Paska serangan teroris yang terjadi di Thamrin, Jakarta, isu terorisme kembali menjadi sorotan. Wacana untuk melakukan revisi terhadap Undang-Undang Pemberantasan Tindak Pidana Terorisme kembali muncul. Wacana tersebut memunculkan perdebatan-perdebatan seperti siapa saja yang berwenang untuk terlibat dalam penanganan kejahatan ini, khususnya antara Polisi, BIN, dan Militer.
Dalam rangka menyikapi hal tersebut,Universitas Indonesia bekerja sama dengan Nusantara Center menyelenggarakan Seminar dengan tema “Penegakan Hukum Setelah Reformasi: Paradoks Penegakan Hukum dalam Penanganan Terorisme, antara Perlindungan HAM dan Perlindungan Warga Negara” pada Kamis, 18 Februari 2016 di Gedung Perpustakan Pusat Universitas Indonesia. Dalam Seminar tersebut, hadir sebagai pembicara antara lain, Al Araf dari Imparsial, Prof. M. Bambang Pranowodari UIN Jakarta, Irjen. (Purn) Drs. Ansyaad Mbai sebagai mantan Kepala BNPT, Prof Adrianus Meliala dari Kriminologi UI, Prof. Yusril Ihza Mahendra dari Fakultas Hukum UI, dan sebagai moderator adalah M. Novrizal Bahar.

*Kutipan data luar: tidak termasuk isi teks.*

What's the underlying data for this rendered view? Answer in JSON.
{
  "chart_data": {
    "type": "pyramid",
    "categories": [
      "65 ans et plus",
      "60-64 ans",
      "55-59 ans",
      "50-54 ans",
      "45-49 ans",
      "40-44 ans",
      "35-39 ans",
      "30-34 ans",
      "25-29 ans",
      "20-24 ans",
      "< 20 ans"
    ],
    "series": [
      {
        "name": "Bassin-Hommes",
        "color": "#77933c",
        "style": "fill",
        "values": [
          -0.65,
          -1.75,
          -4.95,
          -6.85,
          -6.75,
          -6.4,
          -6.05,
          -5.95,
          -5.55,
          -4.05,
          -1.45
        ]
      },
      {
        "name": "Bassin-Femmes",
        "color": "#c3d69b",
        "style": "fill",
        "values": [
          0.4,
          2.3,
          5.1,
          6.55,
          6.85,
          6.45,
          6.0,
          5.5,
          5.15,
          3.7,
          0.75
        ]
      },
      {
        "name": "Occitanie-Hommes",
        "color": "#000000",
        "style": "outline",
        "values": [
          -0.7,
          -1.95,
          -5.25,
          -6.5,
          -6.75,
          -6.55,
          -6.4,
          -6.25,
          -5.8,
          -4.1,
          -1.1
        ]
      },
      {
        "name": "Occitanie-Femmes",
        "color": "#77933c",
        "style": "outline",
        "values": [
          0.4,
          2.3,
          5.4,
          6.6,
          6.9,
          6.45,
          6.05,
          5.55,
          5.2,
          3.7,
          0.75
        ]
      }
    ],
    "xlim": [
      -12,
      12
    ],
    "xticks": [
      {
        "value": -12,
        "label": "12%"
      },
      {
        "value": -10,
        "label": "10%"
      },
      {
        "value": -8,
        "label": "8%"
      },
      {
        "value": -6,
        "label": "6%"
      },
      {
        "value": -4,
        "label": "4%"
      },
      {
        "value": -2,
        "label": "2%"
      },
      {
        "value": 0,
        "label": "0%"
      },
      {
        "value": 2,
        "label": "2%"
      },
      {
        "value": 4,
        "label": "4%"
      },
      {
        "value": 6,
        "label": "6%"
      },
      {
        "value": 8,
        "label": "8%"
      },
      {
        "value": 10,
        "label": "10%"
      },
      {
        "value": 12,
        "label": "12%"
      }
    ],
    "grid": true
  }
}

Dari pembahasan tersebut dapat diketahui bahwa penanganan tindak pidana terorisme saat ini masih berfokus pada penindakan, khususnya penangkapan. Hal ini semakin diperkuat dalam wacana revisi Undang-Undang Pemberantasan Terorisme masih fokus pada isu usulan menambah kewenangan instansi dalam memberantas terorisme. Padahal dalam prakteknya masih banyak ditemukan pelanggaran HAM yang dilakukan oleh penegak hukum dalam memproses tersangka terorisme. Karenanya, kedepan, usulan penambahan kewenangan tersebut perlu diikuti juga dengan aturan-aturan yang menjadi pedoman dan mencegah aparat dari kesewenang-wenangan dan berpotensi melanggar HAM. Selain itu, dalam wacana revisi Undang-Undang ini perlu juga dipikirkan upaya-upaya pencegahan dan rehabiltasi, selain upaya penindakan.